Road racing is a particular problem in the Lakeside area of Essex.
It is not clear what offence Watts was convicted of, although it is likely to be driving without due care and attention. It could be simple speeding, but we are simply not sure.
It was reported that Watts was given 6 penalty points for driving at 67mph. He already had 6 points on his licence for previous offences of speeding and using a mobile phone whilst driving (presumably 3 points each) and so fell to be disqualified as a ‘totter’ as he had 12 points on his licence.
We are concerned here with the Road Traffic Offenders Act 1988 s 35, colloquially known as ‘totting up’ because it involves adding – or ‘totting’ – up the number of penalty points on a licence.
(a) a person is convicted of an offence to which this subsection applies, and
(b) the penalty points to be taken into account on that occasion number twelve or more,
the court must order him to be disqualified for not less than the minimum period unless the court is satisfied, having regard to all the circumstances, that there are grounds for mitigating the normal consequences of the conviction and thinks fit to order him to be disqualified for a shorter period or not to order him to be disqualified.
The following steps are the questions the court would have had to ask itself.
1) Does obligatory disqualification apply? If so, ‘totting up’ does not apply.
Some offences receive automatic disqualification, such as causing death by careless driving.
2) Are there ‘special reasons’ for not endorsing the licence (awarding penalty points)?
Where special reasons are present, the court can choose not to add penalty points to a licence. These cases are rare. Examples may be driving in an emergency (though it is not advisable) or where someone’s drink has been ‘spiked’ and they are convicted of driving with excess alcohol.
3) Are there 12 points or more?
12 points is the point at which a person falls to be disqualified as a totter.
4) Would disqualification cause unnecessary hardship?
It will be necessary to demonstrate that the driver would not only lose his/her employment but also that there were consequences flowing from that loss of employment, e.g. the driver’s family members are affected if they may lose their home etc.
5) Has the driver been disqualified previously?

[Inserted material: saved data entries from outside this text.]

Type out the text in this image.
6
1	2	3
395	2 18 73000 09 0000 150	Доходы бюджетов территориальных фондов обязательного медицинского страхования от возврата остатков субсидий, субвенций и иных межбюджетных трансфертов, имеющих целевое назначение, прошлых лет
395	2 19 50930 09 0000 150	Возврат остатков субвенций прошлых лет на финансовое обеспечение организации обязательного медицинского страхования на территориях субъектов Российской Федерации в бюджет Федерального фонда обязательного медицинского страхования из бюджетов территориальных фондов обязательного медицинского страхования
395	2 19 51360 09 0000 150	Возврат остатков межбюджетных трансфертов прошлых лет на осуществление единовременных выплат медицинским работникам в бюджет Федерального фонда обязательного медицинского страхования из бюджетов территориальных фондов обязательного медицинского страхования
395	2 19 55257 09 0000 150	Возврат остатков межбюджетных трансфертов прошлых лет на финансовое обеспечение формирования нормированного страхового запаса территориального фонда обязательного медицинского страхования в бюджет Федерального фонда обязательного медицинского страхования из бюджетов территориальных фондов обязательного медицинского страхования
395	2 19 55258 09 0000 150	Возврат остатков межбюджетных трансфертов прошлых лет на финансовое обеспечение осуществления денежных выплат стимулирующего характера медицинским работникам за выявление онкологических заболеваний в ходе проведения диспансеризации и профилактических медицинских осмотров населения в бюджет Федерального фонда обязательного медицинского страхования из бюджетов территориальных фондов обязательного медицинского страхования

If yes, one period of 56 days+ , the disqualification will be for a minimum of 12 months. If two periods of 56 days+ the disqualification will be for at least 2 years.

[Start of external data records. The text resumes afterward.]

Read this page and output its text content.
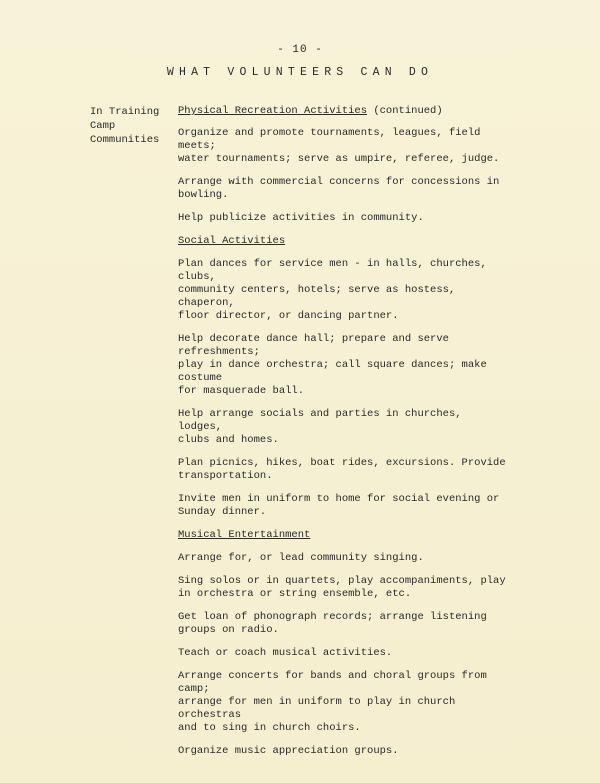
- 10 -
WHAT VOLUNTEERS CAN DO
In Training
Camp
Communities
Physical Recreation Activities (continued)

Organize and promote tournaments, leagues, field meets;
water tournaments; serve as umpire, referee, judge.

Arrange with commercial concerns for concessions in
bowling.

Help publicize activities in community.

Social Activities

Plan dances for service men - in halls, churches, clubs,
community centers, hotels; serve as hostess, chaperon,
floor director, or dancing partner.

Help decorate dance hall; prepare and serve refreshments;
play in dance orchestra; call square dances; make costume
for masquerade ball.

Help arrange socials and parties in churches, lodges,
clubs and homes.

Plan picnics, hikes, boat rides, excursions. Provide
transportation.

Invite men in uniform to home for social evening or
Sunday dinner.

Musical Entertainment

Arrange for, or lead community singing.

Sing solos or in quartets, play accompaniments, play
in orchestra or string ensemble, etc.

Get loan of phonograph records; arrange listening
groups on radio.

Teach or coach musical activities.

Arrange concerts for bands and choral groups from camp;
arrange for men in uniform to play in church orchestras
and to sing in church choirs.

Organize music appreciation groups.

Nb. Disqualification as a ‘totter’ erases all penalty points so that there is no double punishment. Other disqualifications do not.
Back to Charlie
Watts was disqualified for 9 months and fined £183. Watts reportedly claimed he was unable to pay the fine as he only had £1 on his person. Of course, fines are not payable at the court and certainly not to the judge/magistrates that impose them!

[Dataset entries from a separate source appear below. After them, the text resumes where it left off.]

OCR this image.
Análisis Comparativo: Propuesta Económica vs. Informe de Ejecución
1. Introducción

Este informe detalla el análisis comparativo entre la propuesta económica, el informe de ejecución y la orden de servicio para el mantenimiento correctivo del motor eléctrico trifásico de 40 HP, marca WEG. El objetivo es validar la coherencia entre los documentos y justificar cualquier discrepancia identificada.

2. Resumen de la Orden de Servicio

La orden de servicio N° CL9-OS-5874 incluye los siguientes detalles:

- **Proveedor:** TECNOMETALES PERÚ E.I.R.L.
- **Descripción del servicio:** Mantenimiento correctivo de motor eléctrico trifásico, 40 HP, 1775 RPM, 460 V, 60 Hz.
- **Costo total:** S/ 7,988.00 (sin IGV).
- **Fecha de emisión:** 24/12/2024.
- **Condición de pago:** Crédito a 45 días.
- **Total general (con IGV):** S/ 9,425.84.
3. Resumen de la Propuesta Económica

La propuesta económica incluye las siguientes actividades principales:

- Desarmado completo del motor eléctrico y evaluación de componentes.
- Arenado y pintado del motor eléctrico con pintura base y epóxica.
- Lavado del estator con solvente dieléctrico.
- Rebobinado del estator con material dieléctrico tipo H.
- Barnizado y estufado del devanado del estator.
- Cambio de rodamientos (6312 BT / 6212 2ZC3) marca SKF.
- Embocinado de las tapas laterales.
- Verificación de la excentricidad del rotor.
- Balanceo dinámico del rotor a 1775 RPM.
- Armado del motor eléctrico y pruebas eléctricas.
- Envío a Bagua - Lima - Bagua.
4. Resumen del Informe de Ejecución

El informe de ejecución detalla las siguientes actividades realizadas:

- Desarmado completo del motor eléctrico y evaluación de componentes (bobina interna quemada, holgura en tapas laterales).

It is reported that Watts, who had (perhaps foolishly) driven to court, didn’t fancy getting the bus home and so hopped into his car.
Chief Insp Ben Hodder, who led the crackdown, tweeted: ‘Someone who was disqualified from driving at court today #OpWagtail decided to ignore the court and try and drive anyway! #arrested.’
Watts was charged with driving whilst disqualified and driving without insurance.
He will return to Basildon Magistrates’ Court on 17 October when he is due to enter a plea.
If convicted, the following will apply.
For driving whilst disqualified, the maximum sentence is 6 months or a £5,000 fine. The court can also impose 6 penalty points and disqualify someone from driving.
Interestingly there is a power to deprive the defendant of the vehicle used to commit the offence, however this is likely to be considered to be disproportionate. For a recently imposed ban, the Guidelines suggest a starting point of 12 weeks custody [page 139 of the PDF, numbered page 122].
On the sparse facts we have, there appears to be an absence of aggravating factors listed in the guideline, and the presence of a mitigating factor, namely the distance driven. However, the effect of this mitigation is limited (to my mind it is worth nothing) as the distance driven is presumably short only because Watts was caught by the police! This perhaps demonstrates the usefulness (or otherwise) of the guidelines.
In reality, the aggravating factors are the flagrant disregard for an order of the court, the short period of time between the imposition of the ban and the driving and his previous convictions for driving matters.
Because this matter is yet to be sentenced we will refrain from giving any further opinion.